ROM GENUA VORHERIGES – Um das spezifische Gewicht eines Spiels zu beschreiben, wie z Rom-Genua Wir müssen uns auf die Präzedenzfälle der letzten Jahre beziehen. Dennoch bleibt es eine schwierige Aufgabe, sich davon zu lösen 28. Mai 2017: ein historischer Tag, der in die Ikonographie und Legende des Giallorossi-Clubs einging. An diesem Nachmittag begrüßte ihn ein Olimpico in einem melancholischen Kleid Francesco Totti: Der Abschied des historischen Kapitäns vom Fußball, Flagge und Symbol des römischen Christentums, hat für die 70.000 Fans mit Tränen in den Augen die Welt zum Stillstand gebracht. Ein Ereignis, das einen unwiederbringlichen Bruch herbeiführte, als die Roma offiziell in eine neue Ära eintraten und das vielleicht aufregendste Kapitel ihrer Geschichte in die Archive schickten.
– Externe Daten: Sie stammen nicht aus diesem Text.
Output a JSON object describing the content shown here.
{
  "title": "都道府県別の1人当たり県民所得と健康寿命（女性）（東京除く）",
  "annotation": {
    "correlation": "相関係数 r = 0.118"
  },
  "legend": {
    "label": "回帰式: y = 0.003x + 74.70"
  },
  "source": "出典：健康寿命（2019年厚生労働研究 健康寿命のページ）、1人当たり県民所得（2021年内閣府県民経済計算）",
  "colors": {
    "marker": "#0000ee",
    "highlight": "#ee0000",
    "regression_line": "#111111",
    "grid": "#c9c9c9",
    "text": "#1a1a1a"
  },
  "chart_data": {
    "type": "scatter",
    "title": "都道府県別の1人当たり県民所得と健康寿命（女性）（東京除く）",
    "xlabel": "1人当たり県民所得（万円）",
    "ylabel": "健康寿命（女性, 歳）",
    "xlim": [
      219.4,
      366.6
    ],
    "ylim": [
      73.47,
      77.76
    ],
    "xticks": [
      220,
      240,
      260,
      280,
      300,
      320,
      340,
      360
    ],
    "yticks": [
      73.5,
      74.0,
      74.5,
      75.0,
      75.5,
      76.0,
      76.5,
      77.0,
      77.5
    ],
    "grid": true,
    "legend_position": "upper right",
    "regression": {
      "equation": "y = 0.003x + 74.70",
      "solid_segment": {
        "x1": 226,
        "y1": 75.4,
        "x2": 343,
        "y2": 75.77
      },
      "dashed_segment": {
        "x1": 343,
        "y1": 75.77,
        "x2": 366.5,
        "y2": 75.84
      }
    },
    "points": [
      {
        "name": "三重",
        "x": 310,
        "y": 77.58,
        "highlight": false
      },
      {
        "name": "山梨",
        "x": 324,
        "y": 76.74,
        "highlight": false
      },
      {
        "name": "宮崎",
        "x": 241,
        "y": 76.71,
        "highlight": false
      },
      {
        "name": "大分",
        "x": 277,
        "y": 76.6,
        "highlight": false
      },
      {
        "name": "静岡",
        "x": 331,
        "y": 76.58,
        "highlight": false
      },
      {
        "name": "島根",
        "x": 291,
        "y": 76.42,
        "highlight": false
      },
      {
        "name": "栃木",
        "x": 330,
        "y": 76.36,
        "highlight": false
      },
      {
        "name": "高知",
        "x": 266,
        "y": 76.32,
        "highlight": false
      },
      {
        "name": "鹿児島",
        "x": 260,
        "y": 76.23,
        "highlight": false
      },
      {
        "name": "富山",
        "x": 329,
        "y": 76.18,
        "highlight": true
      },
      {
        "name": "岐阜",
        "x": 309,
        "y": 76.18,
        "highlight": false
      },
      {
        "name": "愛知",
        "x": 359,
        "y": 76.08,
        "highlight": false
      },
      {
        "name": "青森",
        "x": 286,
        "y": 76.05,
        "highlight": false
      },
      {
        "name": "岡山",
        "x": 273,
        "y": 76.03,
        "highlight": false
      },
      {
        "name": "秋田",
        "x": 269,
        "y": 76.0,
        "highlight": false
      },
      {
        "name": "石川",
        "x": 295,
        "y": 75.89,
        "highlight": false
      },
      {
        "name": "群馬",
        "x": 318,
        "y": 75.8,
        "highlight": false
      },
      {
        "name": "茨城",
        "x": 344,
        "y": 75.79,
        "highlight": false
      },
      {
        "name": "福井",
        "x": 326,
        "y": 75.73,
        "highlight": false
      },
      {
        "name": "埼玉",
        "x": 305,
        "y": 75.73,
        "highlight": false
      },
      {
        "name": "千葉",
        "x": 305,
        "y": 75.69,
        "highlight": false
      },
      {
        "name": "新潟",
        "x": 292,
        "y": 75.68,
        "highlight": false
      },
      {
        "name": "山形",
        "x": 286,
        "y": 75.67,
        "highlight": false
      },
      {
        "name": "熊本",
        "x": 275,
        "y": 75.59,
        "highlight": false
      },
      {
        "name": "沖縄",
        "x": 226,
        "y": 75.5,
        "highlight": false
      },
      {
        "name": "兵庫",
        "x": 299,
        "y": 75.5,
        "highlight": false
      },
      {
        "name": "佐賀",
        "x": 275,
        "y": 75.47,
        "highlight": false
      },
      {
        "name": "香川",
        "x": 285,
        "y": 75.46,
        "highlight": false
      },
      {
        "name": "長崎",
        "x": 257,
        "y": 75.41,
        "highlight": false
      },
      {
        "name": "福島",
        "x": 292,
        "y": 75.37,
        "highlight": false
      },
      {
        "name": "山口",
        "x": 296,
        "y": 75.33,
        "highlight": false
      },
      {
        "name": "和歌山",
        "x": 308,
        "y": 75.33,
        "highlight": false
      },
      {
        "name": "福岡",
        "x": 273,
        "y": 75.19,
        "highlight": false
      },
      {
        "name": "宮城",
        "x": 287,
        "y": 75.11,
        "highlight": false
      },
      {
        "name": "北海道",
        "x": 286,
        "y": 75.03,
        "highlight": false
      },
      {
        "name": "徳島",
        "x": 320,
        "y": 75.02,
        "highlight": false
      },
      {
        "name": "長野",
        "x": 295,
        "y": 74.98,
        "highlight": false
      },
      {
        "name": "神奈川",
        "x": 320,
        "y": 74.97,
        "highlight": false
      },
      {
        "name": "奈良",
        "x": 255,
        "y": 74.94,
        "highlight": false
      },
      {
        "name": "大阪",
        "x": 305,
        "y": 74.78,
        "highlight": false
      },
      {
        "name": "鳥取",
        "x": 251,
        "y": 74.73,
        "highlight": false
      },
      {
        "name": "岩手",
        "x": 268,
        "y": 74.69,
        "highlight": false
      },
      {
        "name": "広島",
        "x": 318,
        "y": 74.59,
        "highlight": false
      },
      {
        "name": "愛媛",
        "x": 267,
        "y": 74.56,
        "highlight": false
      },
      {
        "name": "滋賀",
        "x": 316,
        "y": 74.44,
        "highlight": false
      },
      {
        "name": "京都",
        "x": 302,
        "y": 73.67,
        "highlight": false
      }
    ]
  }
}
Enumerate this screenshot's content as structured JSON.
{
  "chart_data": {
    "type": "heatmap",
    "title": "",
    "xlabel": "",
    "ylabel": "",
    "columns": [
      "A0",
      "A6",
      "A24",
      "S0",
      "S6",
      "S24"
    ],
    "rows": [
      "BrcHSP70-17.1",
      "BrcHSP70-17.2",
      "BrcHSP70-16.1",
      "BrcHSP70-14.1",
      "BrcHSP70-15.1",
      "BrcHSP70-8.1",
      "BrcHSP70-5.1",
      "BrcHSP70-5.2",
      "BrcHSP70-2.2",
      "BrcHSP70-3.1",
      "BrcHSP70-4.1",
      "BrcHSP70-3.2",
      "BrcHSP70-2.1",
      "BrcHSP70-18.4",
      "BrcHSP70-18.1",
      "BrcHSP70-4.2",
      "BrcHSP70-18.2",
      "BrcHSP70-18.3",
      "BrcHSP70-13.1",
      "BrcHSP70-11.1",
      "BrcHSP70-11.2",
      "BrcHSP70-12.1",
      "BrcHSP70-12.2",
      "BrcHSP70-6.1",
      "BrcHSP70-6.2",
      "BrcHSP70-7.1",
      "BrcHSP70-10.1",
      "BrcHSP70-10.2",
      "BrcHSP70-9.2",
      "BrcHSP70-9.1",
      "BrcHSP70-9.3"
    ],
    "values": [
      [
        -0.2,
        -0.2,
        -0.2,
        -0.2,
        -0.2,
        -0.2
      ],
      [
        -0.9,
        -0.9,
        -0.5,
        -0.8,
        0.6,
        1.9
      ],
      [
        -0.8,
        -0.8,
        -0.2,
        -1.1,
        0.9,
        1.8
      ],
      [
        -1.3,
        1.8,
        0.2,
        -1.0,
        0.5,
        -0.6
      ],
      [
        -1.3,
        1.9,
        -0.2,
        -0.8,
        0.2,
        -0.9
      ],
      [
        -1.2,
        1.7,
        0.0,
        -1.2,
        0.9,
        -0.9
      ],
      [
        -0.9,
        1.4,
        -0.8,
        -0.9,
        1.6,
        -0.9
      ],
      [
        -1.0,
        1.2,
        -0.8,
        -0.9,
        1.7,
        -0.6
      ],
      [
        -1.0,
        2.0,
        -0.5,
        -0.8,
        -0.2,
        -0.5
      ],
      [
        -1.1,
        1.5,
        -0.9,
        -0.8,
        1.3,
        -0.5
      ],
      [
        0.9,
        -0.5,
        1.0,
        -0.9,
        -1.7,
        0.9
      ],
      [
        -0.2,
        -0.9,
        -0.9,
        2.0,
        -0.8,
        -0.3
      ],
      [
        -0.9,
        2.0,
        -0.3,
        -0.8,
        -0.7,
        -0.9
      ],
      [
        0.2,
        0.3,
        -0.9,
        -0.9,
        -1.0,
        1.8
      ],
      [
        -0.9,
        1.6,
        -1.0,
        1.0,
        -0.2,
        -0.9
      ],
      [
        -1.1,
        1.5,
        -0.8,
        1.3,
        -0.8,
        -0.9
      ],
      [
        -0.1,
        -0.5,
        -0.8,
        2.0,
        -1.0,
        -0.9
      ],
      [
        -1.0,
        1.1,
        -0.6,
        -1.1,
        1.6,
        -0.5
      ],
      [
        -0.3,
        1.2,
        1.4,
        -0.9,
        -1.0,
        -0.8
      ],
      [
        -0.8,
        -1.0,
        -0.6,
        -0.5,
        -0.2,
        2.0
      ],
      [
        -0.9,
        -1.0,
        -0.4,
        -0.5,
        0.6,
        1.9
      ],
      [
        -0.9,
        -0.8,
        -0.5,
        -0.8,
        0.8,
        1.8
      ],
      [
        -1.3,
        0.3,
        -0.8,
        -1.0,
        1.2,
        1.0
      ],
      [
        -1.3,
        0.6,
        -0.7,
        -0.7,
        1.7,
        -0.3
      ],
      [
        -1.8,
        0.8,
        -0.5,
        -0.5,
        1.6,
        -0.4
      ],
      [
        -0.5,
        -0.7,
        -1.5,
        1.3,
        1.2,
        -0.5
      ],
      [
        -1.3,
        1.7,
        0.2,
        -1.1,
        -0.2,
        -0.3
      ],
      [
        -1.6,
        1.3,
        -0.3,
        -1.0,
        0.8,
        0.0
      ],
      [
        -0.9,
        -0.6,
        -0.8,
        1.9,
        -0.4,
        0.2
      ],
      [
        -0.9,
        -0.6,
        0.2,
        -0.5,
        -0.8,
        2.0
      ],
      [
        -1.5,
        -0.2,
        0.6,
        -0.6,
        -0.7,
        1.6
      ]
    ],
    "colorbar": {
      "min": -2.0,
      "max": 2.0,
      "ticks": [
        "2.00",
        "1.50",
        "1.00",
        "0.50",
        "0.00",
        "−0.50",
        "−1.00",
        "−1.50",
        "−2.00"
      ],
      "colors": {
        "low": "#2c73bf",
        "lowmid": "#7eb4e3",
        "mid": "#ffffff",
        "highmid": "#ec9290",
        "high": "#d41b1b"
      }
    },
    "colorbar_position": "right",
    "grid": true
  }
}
Doch überschattet von einem Moment, der das Heilige und das Profane wie den Abschied der „Pupone“ von den Giallorossi verbindet, trat am selben Tag ein anderes „Kind“ auf der Geschichte herum, um sie neu zu schreiben. Es geht um Pietro Pellegridas darin 3-2 markiert die drittjüngstes Tor in der Geschichte von Eine Liga: Auf dem Personalausweis steht das Datum 17. März 2001, das Netzwerk gelangt also zu 16 Jahre Und 72 Tage. Kurz gesagt, ein Spiel, das die Gegenwart und die Vergangenheit unserer Meisterschaft wie ein ununterbrochener Faden vereint. Von da an können wir das 3-2 vom 16. Dezember 2018 erwähnen. eines der ersten Male, bei dem die Var bricht in den Rhythmus eines Spiels ein und unterbricht das Spiel anlässlich des Tores von Lazovic für viele Minuten. Wenn wir uns den letzten Präzedenzfall ansehen, müssen wir unseren Blick darauf richten Achtel Von Italienischer Pokal des letzten Jahres, mit dem endgültigen 1:0 unterschrieben Dybala. Bis heute jedoch Rom-Genua Realistisch betrachtet gilt es als letzter Zug, der noch Hoffnungen auf die Champions League macht: ein Zeichen dafür, dass dieses Spiel nie aufhört, Emotionen hervorzurufen.